Sim, e faz muito bem. Crianças que convivem com a diversidade aprendem desde cedo sobre empatia, respeito e cooperação. Para isso, é essencial que a escola promova ações de conscientização: explicar à turma, de maneira adequada à faixa etária, o que é o autismo, quais são os potenciais e desafios daquele colega, e como todos podem contribuir para o bem-estar da turma como um todo.
“Essas ações reduzem o preconceito e o bullying, que ainda são muito comuns. Informação é o maior aliado da inclusão verdadeira”, reforça Bárbara.

3 – Como os pais de crianças neurotípicas podem ajudar?
Os pais exercem um papel essencial na formação de uma geração mais empática.

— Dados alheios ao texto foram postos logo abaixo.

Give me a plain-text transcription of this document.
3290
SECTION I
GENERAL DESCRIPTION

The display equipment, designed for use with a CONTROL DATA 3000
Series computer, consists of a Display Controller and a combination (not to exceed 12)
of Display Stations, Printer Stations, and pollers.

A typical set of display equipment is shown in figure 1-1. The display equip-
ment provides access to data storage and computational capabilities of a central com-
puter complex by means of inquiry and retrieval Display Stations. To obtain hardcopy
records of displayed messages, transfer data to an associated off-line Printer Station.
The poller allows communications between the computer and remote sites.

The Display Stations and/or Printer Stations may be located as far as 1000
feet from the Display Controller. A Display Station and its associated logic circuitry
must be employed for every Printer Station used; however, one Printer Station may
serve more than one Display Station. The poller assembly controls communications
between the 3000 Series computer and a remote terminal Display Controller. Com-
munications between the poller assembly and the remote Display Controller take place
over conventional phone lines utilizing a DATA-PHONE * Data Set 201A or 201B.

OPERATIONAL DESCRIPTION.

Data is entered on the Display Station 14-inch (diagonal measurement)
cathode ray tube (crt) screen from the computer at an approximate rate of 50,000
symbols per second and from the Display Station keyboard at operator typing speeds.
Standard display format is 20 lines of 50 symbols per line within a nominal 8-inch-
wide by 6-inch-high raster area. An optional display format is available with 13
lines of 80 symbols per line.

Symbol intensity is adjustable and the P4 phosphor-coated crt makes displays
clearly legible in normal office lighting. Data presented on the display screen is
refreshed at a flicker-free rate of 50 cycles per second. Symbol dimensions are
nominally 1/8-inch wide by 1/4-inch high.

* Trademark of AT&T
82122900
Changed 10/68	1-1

Ao falar sobre diversidade com seus filhos, ajudam a construir pontes para uma convivência mais saudável.
“Explique, por exemplo, que cada pessoa é única: algumas gostam de conversar, outras são mais introspectivas. Algumas crianças podem se incomodar com barulhos ou ter reações diferentes, mas todas merecem respeito”, diz Bárbara.
Evite estereótipos ou frases capacitistas. O autismo é um espectro, e cada criança terá um perfil diferente.

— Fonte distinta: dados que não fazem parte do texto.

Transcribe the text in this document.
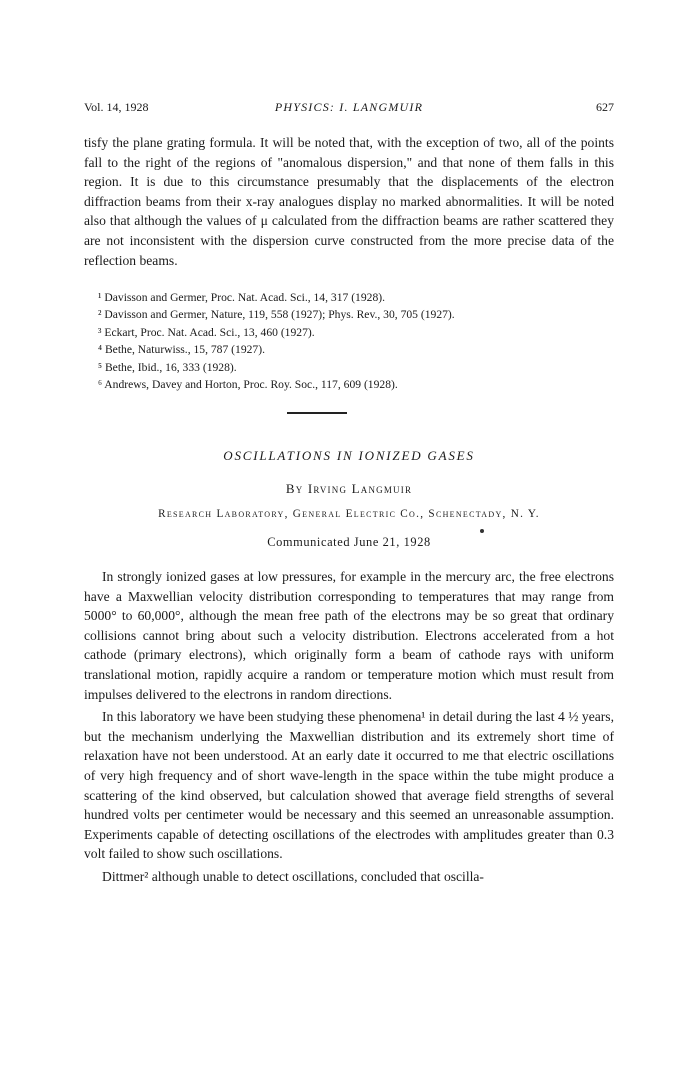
Vol. 14, 1928	PHYSICS: I. LANGMUIR	627

tisfy the plane grating formula. It will be noted that, with the exception of two, all of the points fall to the right of the regions of "anomalous dispersion," and that none of them falls in this region. It is due to this circumstance presumably that the displacements of the electron diffraction beams from their x-ray analogues display no marked abnormalities. It will be noted also that although the values of μ calculated from the diffraction beams are rather scattered they are not inconsistent with the dispersion curve constructed from the more precise data of the reflection beams.

¹ Davisson and Germer, Proc. Nat. Acad. Sci., 14, 317 (1928).
² Davisson and Germer, Nature, 119, 558 (1927); Phys. Rev., 30, 705 (1927).
³ Eckart, Proc. Nat. Acad. Sci., 13, 460 (1927).
⁴ Bethe, Naturwiss., 15, 787 (1927).
⁵ Bethe, Ibid., 16, 333 (1928).
⁶ Andrews, Davey and Horton, Proc. Roy. Soc., 117, 609 (1928).
OSCILLATIONS IN IONIZED GASES
By Irving Langmuir
Research Laboratory, General Electric Co., Schenectady, N. Y.
Communicated June 21, 1928

In strongly ionized gases at low pressures, for example in the mercury arc, the free electrons have a Maxwellian velocity distribution corresponding to temperatures that may range from 5000° to 60,000°, although the mean free path of the electrons may be so great that ordinary collisions cannot bring about such a velocity distribution. Electrons accelerated from a hot cathode (primary electrons), which originally form a beam of cathode rays with uniform translational motion, rapidly acquire a random or temperature motion which must result from impulses delivered to the electrons in random directions.

In this laboratory we have been studying these phenomena¹ in detail during the last 4 ½ years, but the mechanism underlying the Maxwellian distribution and its extremely short time of relaxation have not been understood. At an early date it occurred to me that electric oscillations of very high frequency and of short wave-length in the space within the tube might produce a scattering of the kind observed, but calculation showed that average field strengths of several hundred volts per centimeter would be necessary and this seemed an unreasonable assumption. Experiments capable of detecting oscillations of the electrodes with amplitudes greater than 0.3 volt failed to show such oscillations.

Dittmer² although unable to detect oscillations, concluded that oscilla-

4 – Como responder a dúvidas das crianças sobre colegas autistas?
Com sinceridade e naturalidade. Fingir que o assunto não existe só aumenta o tabu. “Se uma criança perguntar por que o colega se balança ou prefere ficar no canto, explique que esse é o jeitinho dele de se sentir confortável e seguro. Precisamos normalizar essas diferenças sem romantizar ou evitá-las”, sugere Bárbara.

5 – Qual o papel da escola na inclusão?
A escola é o principal ambiente de socialização infantil, e por isso precisa estar preparada para acolher e incluir. Isso significa planejamento pedagógico adequado, conteúdos acessíveis, previsibilidade na rotina e estratégias que favoreçam a participação da criança autista em todas as atividades.
“Não se trata de reduzir conteúdo ou isolar o aluno, mas de encontrar formas de apresentar o mesmo conteúdo de maneiras adaptadas, garantindo equidade”, explica a neuropsicóloga.
Outro ponto importante é a presença de profissionais de apoio, como professores de AEE (Atendimento Educacional Especializado) e mediadores, quando necessário.

6 – O que diz a Lei? Alunos com autismo têm direito a acompanhante?
Sim. A Lei nº 12.764/2012 garante que, em casos de necessidade comprovada, o estudante autista tem direito a um acompanhante especializado.
“Infelizmente, muitas escolas se concentram apenas no conteúdo curricular e esquecem que a criança pode precisar de apoio na socialização, na regulação emocional, na rotina. Sem o suporte adequado, os direitos básicos à educação e ao bem-estar são violados”, alerta Bárbara.

Práticas que ajudam a construir um ambiente escolar mais inclusivo

Bárbara Calmeto lista 10 práticas fundamentais que toda escola pode adotar para garantir um espaço mais respeitoso e acessível:
1. Estude o diagnóstico do aluno e compreenda suas características e necessidades específicas.
2. Promova a conscientização na escola inteira – incluindo funcionários, colegas e famílias.
3. Escute o aluno e observe sua rotina. Dê espaço para que ele expresse suas preferências e limites.
4. Mapeie as dificuldades e crie estratégias de adaptação viáveis.
5. Use recursos visuais, cronogramas, pistas ambientais e apoios na rotina.
6. Monte um “canto da calma” para ajudar no equilíbrio sensorial quando necessário.
7. Elabore um Plano de Ensino Individualizado (PEI) com metas claras e acessíveis.
8. Estimule a participação nas atividades com apoio dos colegas e dos professores.
9. Mantenha diálogo constante com a família e profissionais de saúde que acompanham o aluno.
10. Seja empático. Respeite. Inclua. A diversidade enriquece a escola e prepara crianças para um mundo mais justo.

Artigo escrito pela neuropsicóloga Bárbara Calmeto, diretora do Autonomia Instituto.